BoT holds key rate as it keeps watch on volatile baht

BoT holds key rate as it keeps watch on volatile baht

Thailand’s central bank left its benchmark interest rate unchanged near a record low as expected, and said it is closely monitoring the baht’s volatility and its impact on the economy.

Six of the seven monetary policy committee members present at the meeting voted to hold the one-day bond repurchase rate at 1.5%, where it’s been since 2015, according to a statement on the Bank of Thailand’s website on Wednesday. One MPC member voted for a 25 basis-point increase. All 20 economists surveyed by Bloomberg predicted the rate would stay on hold.

“The committee viewed that the current accomodative monetary policy stance remained conducive to the continuation of economic growth and was appropriate given the inflation target,” the central bank said in a statement.

Thailand’s hefty foreign reserves and a current-account surplus have helped to shield the nation against the worst of the volatility engulfing emerging markets, giving the central bank more time to refrain from raising rates. But policy makers have started to lay the groundwork for rate hikes as inflation picks up and economic growth strengthens.

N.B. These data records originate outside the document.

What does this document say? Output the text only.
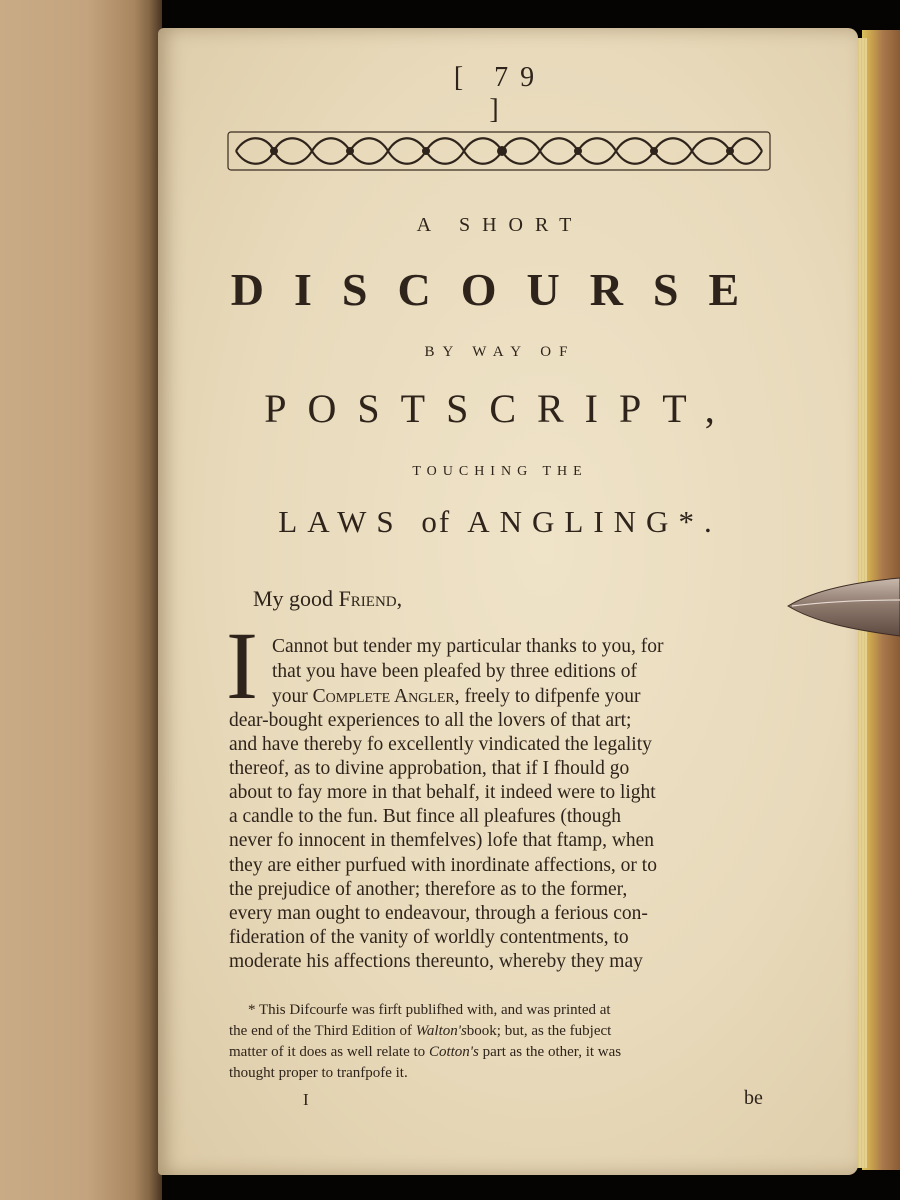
[ 79 ]
A SHORT
DISCOURSE
BY WAY OF
POSTSCRIPT,
TOUCHING THE
LAWS of ANGLING*.
My good Friend,
I Cannot but tender my particular thanks to you, for
that you have been pleafed by three editions of
your Complete Angler, freely to difpenfe your
dear-bought experiences to all the lovers of that art;
and have thereby fo excellently vindicated the legality
thereof, as to divine approbation, that if I fhould go
about to fay more in that behalf, it indeed were to light
a candle to the fun. But fince all pleafures (though
never fo innocent in themfelves) lofe that ftamp, when
they are either purfued with inordinate affections, or to
the prejudice of another; therefore as to the former,
every man ought to endeavour, through a ferious con-
fideration of the vanity of worldly contentments, to
moderate his affections thereunto, whereby they may
* This Difcourfe was firft publifhed with, and was printed at
the end of the Third Edition of Walton'sbook; but, as the fubject
matter of it does as well relate to Cotton's part as the other, it was
thought proper to tranfpofe it.
I	be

Assistant Governor Jaturong Jantarangs said on Wednesday there will be less need for a loose monetary policy over time.

“The need to use an accommodative monetary policy will continue to lessen over time,” Mr Jaturong said. “But we can’t say when is the trigger point.”

The export outlook is better than expected and the central bank hasn’t yet seen the impact from rising global trade protectionism, Mr Jaturong said. The baht was among the worst performing Asian currencies in the past three months, dropping about 4% against the dollar.

Neighbours like Indonesia and Malaysia have tightened policy this year while in the Philippines, the central bank is poised to deliver on its pledge for strong action on Thursday.

Bandid Nijathaworn, a former deputy governor at the Bank of Thailand, said real interest rates of about zero may be “too low” for an economy growing more than 4%. Policy makers need to “pre-empt inflation risk” by acting sooner rather than later on rates, he said in an interview on Tuesday.

Inflation in Thailand is slowly rebounding and has returned to the central bank’s target range of 1% to 4% since April. Economic growth was at a five-year high of 4.8% in the first quarter.

Signals from Thai central bankers of late have increasingly shown that they’re thinking about how to respond to a pick-up in economic growth and inflation -- and create more room for themselves for when conditions warrant policy action in the opposite direction.

“An early start to policy normalization would signal the BoT’s confidence in Thailand’s economic and inflation prospects,” said Sarun Sunansathaporn, an economist at Bangkok-based Bank of Ayudhya. “We maintain the view that the BoT would raise rates once in the fourth quarter, consistent with the current state of the domestic economy.”

Solid Growth

Gross domestic product growth reached a five-year high of 4.8% in the first quarter, with that healthy momentum probably sustained in the second quarter on the back of a strong performance in exports, tourism and recovering private demand.

Don Nakornthab, the central bank’s senior director in charge of the economic and policy department, said on July 13 that growth of 4.5% or more in the second quarter could boost the odds of a rate increase.

The bank in June raised its 2018 growth forecast to 4.4% from 4.1%.

Bandid Nijathaworn, a former deputy governor at the central bank, said real interest rates of about zero may be “too low” for an economy growing more than 4%. Policy makers need to “pre-empt inflation risk” by acting sooner rather than later on rates, he said in an interview on Tuesday.

Baht Weakness

The baht has slid 4.2% against the dollar in the past three months, the worst performer in Asia after China’s yuan, taking its decline since the beginning of the year to 2%. Governor Veerathai Santiprabhob said on July 12 the central bank tries to curb excessive moves in the currency and its accumulated foreign-exchange reserves in the past few years that it can now use in periods of global volatility.